My ex-boyfriend and all of his friends shuffled into the room. We made eye contact and he quickly averted his gaze to Adan. 

“Yo, what happened to sharing?” He inquired, louder than necessary.

“You got your own weed?” Adan rebuked, the drip of condensation punctuating their lines.

The answer from my ex was expected and met with a prompt eviction notice from Adam. In my mind, the only natural response to the scene that was taking place was to look at the walls and ceiling, convince myself that no one could see me, and realize that there was not enough oxygen in the room for me to breathe. My ex-boyfriend faded into a bass line, taking part in the symphony I was about to present. I made my way from wall to stall, got to my knees, and began to worship my porcelain, Jesus. 

After four million years of yakking, I had finally purged my sin. I got up, looked at my face in the mirror, and came to a horrifying realization. My skin was turning yellow, the first sign of liver failure. The guava juice I drank earlier must have fermented into a wine! I knew it! I had committed treason in the eyes of my doctor; I had consumed alcohol on Accutane. 

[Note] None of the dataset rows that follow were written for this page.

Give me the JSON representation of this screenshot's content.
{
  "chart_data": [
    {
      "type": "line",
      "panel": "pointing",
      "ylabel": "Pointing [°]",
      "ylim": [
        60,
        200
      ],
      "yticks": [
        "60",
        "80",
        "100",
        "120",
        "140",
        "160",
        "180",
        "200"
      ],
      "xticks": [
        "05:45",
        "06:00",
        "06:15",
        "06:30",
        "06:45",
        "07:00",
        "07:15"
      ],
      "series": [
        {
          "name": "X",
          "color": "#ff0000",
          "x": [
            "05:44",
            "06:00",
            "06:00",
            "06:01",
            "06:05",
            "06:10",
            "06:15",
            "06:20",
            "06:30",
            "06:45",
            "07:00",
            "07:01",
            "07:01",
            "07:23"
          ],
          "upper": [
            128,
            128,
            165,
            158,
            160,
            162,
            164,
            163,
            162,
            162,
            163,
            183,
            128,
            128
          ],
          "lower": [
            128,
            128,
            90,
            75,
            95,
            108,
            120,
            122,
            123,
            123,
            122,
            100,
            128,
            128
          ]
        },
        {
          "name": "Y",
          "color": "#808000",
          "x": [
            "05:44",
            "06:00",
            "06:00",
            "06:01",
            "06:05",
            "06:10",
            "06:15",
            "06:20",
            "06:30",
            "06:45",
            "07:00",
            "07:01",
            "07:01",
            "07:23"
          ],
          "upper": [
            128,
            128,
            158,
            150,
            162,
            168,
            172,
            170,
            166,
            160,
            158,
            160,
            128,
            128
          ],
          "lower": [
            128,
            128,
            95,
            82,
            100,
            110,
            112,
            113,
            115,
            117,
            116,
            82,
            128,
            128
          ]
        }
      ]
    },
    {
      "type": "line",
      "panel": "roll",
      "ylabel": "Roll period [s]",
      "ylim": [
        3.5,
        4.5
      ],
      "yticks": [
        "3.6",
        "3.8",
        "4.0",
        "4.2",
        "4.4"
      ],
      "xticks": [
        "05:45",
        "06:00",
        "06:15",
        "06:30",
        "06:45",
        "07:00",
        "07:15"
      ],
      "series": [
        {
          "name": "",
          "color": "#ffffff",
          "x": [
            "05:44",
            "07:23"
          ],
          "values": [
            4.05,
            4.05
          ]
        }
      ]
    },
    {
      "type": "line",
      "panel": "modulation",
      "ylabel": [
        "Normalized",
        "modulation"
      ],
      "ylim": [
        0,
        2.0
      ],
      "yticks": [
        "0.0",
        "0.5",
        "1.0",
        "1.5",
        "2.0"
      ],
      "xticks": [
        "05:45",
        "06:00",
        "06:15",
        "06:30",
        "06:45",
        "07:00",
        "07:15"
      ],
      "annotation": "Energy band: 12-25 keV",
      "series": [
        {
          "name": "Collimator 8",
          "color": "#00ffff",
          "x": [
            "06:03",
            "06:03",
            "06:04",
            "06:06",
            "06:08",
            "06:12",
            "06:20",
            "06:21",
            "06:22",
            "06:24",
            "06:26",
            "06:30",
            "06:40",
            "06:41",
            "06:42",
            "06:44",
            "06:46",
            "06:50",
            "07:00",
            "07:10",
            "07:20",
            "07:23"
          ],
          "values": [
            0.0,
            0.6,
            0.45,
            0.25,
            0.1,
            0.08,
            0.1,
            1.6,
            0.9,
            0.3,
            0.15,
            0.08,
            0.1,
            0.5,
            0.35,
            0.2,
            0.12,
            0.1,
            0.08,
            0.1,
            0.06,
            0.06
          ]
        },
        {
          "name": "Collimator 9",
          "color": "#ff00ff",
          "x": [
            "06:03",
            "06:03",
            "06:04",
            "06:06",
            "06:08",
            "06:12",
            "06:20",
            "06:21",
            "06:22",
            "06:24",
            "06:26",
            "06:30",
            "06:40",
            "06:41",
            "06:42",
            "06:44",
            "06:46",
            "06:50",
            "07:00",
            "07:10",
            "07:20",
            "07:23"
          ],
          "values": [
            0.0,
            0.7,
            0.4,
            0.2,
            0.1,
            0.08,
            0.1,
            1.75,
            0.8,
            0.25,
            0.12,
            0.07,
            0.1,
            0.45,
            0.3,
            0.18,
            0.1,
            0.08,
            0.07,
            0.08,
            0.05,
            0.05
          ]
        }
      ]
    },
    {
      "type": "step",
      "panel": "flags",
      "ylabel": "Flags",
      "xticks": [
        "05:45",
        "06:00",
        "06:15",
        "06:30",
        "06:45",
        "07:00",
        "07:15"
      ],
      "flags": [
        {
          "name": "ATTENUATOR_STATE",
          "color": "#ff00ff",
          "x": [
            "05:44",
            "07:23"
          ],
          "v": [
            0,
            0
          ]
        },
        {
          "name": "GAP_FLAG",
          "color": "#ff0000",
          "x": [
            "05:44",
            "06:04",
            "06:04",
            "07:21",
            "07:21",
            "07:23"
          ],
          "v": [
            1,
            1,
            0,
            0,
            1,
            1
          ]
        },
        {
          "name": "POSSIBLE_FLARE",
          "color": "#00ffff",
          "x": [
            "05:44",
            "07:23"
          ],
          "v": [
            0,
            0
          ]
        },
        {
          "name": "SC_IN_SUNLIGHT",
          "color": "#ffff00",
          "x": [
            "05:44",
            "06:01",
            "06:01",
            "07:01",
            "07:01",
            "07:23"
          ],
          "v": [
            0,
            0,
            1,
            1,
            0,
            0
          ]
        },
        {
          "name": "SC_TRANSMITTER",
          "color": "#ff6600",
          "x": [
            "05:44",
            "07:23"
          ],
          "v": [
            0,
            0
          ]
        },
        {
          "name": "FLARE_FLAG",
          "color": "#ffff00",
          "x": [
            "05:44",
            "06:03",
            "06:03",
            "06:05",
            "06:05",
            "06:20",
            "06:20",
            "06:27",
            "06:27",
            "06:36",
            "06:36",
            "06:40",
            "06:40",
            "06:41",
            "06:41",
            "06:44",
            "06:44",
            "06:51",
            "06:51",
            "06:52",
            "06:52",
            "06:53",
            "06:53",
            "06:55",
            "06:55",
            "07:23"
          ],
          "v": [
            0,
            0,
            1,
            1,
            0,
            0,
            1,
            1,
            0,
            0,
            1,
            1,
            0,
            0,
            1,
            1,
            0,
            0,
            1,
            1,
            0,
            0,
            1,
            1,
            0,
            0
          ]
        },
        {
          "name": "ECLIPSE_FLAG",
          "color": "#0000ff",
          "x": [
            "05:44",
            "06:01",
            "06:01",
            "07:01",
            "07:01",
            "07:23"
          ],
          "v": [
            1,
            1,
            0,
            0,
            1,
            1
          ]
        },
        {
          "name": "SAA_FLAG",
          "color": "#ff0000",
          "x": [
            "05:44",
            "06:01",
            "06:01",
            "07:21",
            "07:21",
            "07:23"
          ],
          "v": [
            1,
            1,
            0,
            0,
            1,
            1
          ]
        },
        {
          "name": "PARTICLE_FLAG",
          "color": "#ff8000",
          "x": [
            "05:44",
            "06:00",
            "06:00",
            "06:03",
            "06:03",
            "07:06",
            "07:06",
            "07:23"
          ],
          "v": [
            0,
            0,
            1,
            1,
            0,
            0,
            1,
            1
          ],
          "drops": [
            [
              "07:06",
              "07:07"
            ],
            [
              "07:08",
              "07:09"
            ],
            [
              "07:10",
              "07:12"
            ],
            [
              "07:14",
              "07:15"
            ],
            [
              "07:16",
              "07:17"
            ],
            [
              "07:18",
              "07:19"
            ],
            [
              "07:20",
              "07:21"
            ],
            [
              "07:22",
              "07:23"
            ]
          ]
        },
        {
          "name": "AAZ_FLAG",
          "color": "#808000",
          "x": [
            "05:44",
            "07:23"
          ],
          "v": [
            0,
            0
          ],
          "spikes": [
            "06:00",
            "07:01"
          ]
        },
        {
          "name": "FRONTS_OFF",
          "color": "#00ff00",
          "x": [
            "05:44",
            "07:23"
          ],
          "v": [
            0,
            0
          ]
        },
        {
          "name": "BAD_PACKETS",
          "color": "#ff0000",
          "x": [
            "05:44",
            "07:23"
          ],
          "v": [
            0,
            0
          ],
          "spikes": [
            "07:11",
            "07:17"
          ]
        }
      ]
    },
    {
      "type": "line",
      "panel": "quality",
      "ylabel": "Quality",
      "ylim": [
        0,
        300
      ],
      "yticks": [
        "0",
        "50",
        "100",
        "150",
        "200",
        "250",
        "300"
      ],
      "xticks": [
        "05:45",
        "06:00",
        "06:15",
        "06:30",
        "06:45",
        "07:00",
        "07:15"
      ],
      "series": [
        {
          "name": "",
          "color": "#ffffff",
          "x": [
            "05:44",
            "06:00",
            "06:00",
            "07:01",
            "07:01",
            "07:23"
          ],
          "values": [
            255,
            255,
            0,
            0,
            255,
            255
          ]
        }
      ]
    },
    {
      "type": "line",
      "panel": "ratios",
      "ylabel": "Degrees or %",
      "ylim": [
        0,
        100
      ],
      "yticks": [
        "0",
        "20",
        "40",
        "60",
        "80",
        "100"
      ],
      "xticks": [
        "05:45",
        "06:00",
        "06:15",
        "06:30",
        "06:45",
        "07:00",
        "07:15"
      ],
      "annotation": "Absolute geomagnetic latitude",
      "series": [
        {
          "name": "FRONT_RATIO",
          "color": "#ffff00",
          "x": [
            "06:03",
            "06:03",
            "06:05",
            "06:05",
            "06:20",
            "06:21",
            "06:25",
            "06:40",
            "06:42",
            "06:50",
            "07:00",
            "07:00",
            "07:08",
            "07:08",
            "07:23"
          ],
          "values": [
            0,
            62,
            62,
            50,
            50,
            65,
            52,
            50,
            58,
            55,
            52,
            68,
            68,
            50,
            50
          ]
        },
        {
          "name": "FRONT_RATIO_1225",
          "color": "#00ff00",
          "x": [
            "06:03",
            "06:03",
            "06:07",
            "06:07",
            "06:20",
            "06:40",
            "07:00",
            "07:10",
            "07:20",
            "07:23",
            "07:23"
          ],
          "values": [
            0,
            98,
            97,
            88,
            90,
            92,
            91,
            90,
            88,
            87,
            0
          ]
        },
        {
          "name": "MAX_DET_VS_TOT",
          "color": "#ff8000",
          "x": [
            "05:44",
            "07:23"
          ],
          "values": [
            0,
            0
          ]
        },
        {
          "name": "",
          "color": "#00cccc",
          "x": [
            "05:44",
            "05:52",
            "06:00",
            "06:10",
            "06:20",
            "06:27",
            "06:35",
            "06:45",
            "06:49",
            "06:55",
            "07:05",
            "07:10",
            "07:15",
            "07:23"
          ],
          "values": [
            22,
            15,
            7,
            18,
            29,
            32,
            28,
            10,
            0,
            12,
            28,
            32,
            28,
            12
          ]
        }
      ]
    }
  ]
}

“Can you guys shut the fuck up? My liver is going to fail.”

The crowd became paparazzi and I was the latest star, involved in a particularly confusing scandal.

“I'm serious, why the fuck would I joke about this? Juliette, can you take me to the hospital?”

Single file, the circus clowns piled into their little clown car. I was playing all the good moments in my life on loop in my rapidly decaying brain while Juliette interrogated me. 

“Are you sure we need to go to the hospital? Are you high? Did you really drink? You’re not going to die right? Ok well, the hospital is 45 minutes away so if you’re going to die immediately I don’t even know what we could do.”

My liver was still feebly pumping blood to my frantic brain, so I said, “Juliette can you shut the fuck up and drive?”

I was shaking in the passenger seat for another ten minutes when Adan had an epiphany:

“Yo my mom is a doctor, want me to call her?”

No shit. Maybe I would live to get athlete's foot in another public bathroom! However, it was 3 am. Two calls and five texts later, Adan’s mom told us to make the eight-minute commute to their home so she could check my vitals. I sighed and things began to turn black. I had done everything I could and if I died, I accepted it. I felt sharp pains in my chest as my liver limped on its last leg. I regained my perception of the world around me when I was sitting down on a bed. The bed was a queen, and took up almost the entire room, save for two, two-foot-wide runways on either side. 

Adan's mom placed her warm, leathery hands on my neck and took my pulse and everything else a doctor needs to know when taking your vital organs into account. She contorted her face. She was holding something back. Withholding news that would make me wish I had spent my last night on earth differently. 

Suddenly, and loudly, her contorted face became a smile filled with pity. Then, just as suddenly, she burst out laughing, “Dude how high are you?”

“I didn’t smoke,” I replied. She assured me six times that I was in perfect health, and even if the guava juice was fermented, that much alcohol would not cause liver failure. Juliette and Sophia exchanged glances amongst themselves, then everybody else, and suddenly, the show became a comedy, my lungs were less concrete, more lace, and I could finally take a breath.